When we would visit, there was an area at the end of the beach we called “The Rocks”, an outcropping of rocks that extended into the sea by a couple of hundred yards. As the tide rose it would engulf the rocks and fill small tidal pools with all kinds of interesting marine life. I would bring the kids to the rocks and we would explore those tidal pools after the tide had gone out to see what was left behind. At each pool we would look very carefully to discover periwinkles and mussels (little did I know that some white wine and garlic would have made for a wonderful picnic!) and something we called “China Man Caps” because of their conical shape. What my kids wanted to see were the crabs and the lobsters and maybe a sea star or two. In order to do this I had to turn over some rock, and as anyone who has done this knows, doing this disturbs the sediment upon which the rock sits. As the sediment settled, what lay beneath the rock would appear, almost magically as the cloud dissipated back to the bottom of the pool.
My kids would squeal (mind you my daughter will probably read this and never forgive me) and ask for me to “do it again Daddy!”, which I would dutifully do. The look in my kids eyes as they would search for the “prize” beneath each rock, the shouts of joyous discovery and the absolute and astonishing need to discover more “prizes” under more rocks was far beyond exhilaration. I could see in them something that I would hope that they never would lose, the pure joy of learning something new!
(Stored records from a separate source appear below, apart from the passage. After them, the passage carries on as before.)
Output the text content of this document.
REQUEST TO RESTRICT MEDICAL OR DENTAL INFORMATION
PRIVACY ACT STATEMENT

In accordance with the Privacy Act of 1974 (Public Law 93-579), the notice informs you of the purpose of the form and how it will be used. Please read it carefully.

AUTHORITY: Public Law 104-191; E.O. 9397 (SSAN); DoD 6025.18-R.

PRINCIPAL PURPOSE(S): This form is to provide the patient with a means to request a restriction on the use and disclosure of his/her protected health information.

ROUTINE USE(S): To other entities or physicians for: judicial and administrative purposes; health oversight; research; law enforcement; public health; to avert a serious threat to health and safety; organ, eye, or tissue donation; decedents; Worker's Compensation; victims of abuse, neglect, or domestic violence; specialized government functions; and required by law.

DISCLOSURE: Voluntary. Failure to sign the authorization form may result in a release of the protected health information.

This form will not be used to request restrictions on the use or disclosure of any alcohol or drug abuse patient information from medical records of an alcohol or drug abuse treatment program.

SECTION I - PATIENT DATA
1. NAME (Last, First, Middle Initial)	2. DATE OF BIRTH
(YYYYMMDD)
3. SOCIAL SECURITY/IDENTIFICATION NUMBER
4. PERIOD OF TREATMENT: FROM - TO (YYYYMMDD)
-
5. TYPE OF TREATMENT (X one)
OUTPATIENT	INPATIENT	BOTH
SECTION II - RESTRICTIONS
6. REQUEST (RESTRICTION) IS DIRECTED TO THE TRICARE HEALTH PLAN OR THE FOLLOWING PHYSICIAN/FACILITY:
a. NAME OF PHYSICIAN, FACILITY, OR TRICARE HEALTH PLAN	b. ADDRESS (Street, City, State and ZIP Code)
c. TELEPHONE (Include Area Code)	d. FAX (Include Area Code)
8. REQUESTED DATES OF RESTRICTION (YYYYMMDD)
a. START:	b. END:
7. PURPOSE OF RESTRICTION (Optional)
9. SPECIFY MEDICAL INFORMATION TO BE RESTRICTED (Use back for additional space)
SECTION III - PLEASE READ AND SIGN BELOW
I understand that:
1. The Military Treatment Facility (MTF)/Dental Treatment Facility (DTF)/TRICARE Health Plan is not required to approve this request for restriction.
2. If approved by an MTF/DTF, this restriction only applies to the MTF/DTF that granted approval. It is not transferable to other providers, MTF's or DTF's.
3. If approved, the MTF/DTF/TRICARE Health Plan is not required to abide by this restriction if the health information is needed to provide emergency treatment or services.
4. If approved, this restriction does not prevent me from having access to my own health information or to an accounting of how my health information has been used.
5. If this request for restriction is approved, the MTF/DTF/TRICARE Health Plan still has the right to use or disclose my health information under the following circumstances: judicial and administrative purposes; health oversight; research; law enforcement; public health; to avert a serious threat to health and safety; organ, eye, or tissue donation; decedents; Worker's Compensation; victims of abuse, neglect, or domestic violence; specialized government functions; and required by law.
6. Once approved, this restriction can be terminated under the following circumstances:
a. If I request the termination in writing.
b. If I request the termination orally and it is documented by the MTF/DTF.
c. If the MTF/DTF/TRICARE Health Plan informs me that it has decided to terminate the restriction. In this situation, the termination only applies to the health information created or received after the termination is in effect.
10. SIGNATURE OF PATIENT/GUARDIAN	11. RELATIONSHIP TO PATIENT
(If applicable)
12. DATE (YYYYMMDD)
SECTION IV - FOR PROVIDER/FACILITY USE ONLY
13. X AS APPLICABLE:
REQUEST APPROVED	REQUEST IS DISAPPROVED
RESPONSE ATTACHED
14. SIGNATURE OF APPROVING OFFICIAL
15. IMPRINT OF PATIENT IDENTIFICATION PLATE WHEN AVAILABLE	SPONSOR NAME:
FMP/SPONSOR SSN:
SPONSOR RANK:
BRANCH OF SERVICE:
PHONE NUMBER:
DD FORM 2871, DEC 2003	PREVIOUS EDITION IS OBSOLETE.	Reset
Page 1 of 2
It is that joy of discovery that we seek to instill in all of our students, everyday. We need to try to harness that risk taking proclivity (used that word twice!) in helping all of our kids experience the joy of discovery. Showing the way, if you will, to that place where learning resides and the biological need for learning that exists in all humans is fulfilled.
Our struggle as educators is to try to tap into that proclivity for risky behavior and make it work for the students. How can we make what we want them to learn as interesting and engaging as well as status boosting as some of these other behaviors.
I came across an article several years ago entitled Lessons from Skateboarders by Richard Sagor. He asks a very important question about schools and learning that came to him as he watched some young people at a local downtown, skateboarding. How is it, that after making several painful attempts at a “trick”, these kids don’t give up. Yet in a classroom, where the lessons are so important, they are willing to give up so quickly? I am attaching a link to the article for your convenience. It is not a very long read, but it does offer some very interesting observations: Lessons From Skateboarders
I hope you enjoy your week of vacation.